The funny thing is that when I started my research, I believed De Ricqles, Owerkowicz says, shaking his head and shrugging. But when he first arrived in the United States, the Polish-born physiologist did not question authority. I come from a very strong Catholic family and a Communist country, where you were taught to believe what you read, he says. I only learned to question things after I’d been here. And in a way that was good. It shows I wasn’t hell-bent on disproving De Ricqles’s hypothesis. At first, it even shocked him that Crompton raised some doubts about De Ricqles’s finely documented work. But now, with his mind liberated, as he puts it, Owerkowicz is quite comfortable pointing out weaknesses in his elders’ research and making blunt pronouncements of his own.

De Ricqles’s theory did a lot of good, says Owerkowicz, because it showed people that you could use the tissues of the fossils to mean something, which no one had done before. But I think he took it a little too far. What De Ricqles had not done, and what Crompton encouraged Owerkowicz to do, was test the idea experimentally in living animals--both endotherms and ectotherms.
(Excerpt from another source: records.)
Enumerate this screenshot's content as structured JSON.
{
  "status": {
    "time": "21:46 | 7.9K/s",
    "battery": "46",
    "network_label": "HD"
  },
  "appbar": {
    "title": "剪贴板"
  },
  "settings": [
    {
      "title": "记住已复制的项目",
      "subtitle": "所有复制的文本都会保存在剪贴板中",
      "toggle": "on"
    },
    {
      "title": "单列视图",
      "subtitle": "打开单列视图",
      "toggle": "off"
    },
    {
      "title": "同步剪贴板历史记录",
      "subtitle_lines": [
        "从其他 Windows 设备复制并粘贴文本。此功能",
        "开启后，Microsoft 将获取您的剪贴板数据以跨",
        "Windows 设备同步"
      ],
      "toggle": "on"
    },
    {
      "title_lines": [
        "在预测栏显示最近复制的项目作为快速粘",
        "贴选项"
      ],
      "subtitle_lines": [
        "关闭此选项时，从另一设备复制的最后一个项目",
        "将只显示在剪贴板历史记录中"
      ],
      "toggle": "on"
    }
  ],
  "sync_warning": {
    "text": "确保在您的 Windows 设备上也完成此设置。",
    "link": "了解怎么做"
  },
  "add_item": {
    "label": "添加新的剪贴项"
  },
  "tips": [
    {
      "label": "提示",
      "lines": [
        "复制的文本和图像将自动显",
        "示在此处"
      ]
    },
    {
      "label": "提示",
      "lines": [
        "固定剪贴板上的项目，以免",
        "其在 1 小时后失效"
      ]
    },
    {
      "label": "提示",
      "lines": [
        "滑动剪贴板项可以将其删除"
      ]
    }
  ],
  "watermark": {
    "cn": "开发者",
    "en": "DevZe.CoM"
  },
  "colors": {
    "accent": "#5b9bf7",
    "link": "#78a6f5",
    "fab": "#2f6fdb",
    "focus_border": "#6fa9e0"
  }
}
In 1993, Owerkowicz began acquiring savanna monitor lizards, including Golden Eye, as well as hedgehogs and ground squirrels. He chose the animals in part because they are about the same size. (A mouse and an elephant are both warm-blooded, yet the mouse, with a much larger surface area compared with its mass, has a much higher metabolic rate.) He also chose his animals because they were at three distinct points on the warm- to-cold-blooded spectrum. The ectothermic lizards were at one end, the endothermic ground squirrels at the other, and the hedgehogs were close to the middle: although they are endotherms, they consume oxygen at a very low rate for a warm-blooded animal. Owerkowicz divided each species into a sedentary, couch potato set and a workout crew. All lived with the same light and heat, which was enough for the lizards to maintain a constant body temperature.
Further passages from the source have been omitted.